I made the decision when I was in high school that I was going to move away and go to college in a big city. For me, my "big city" ended up being Richmond, VA. I don't typically come back home, and I almost never bring people back home with me. I'm afraid that they will be bored of my hometown and never come back to visit with me again.
Recently one of my friends went home with me a few days before Christmas to hang out. During this trip I found myself feeling somewhat embarrassed of where I came from. There is literally nothing to do in my hometown and needless to say, I think he was bored for a good majority of his visit.
Like anyone in my small town would do, I decided to drive an hour to the neighboring city just to have a change of scenery. If there is one thing that I dislike about myself, it's that I worry about everything and people's opinions of me. I continued to nag him about my small town and how I'm ashamed of where I'm from.
I know it sounds dumb to say, but I truly thought that my hometown would change people's opinions of me back in Richmond.
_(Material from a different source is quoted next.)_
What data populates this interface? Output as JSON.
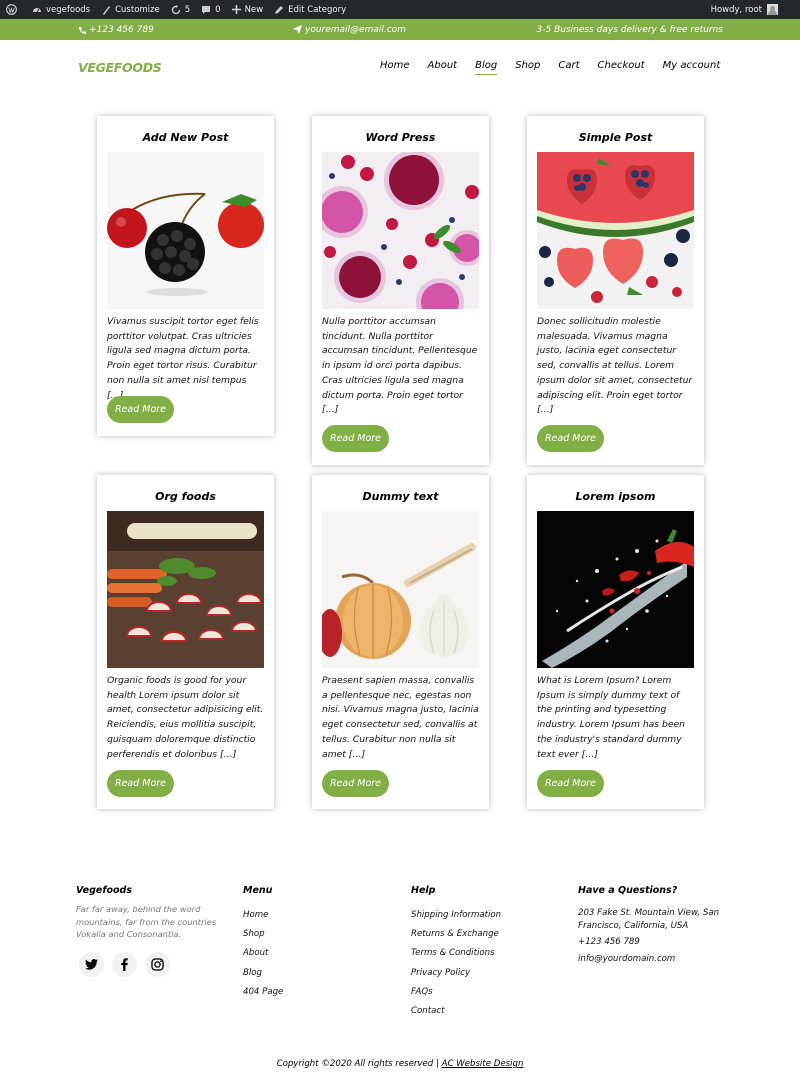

Long story short, I realized that it's not really about where you come from but it's about where you go. Where you're from is what makes you, so you should never feel ashamed of where you spent the first 18+ years of your life... even if it is in a run down small town.
While my hometown may not be the most impressive place in the world, it's still where I grew up. I may leave Rocky Mount, but Rocky Mount will never leave me. It made me the young woman who I am today, and for that... I'm very grateful.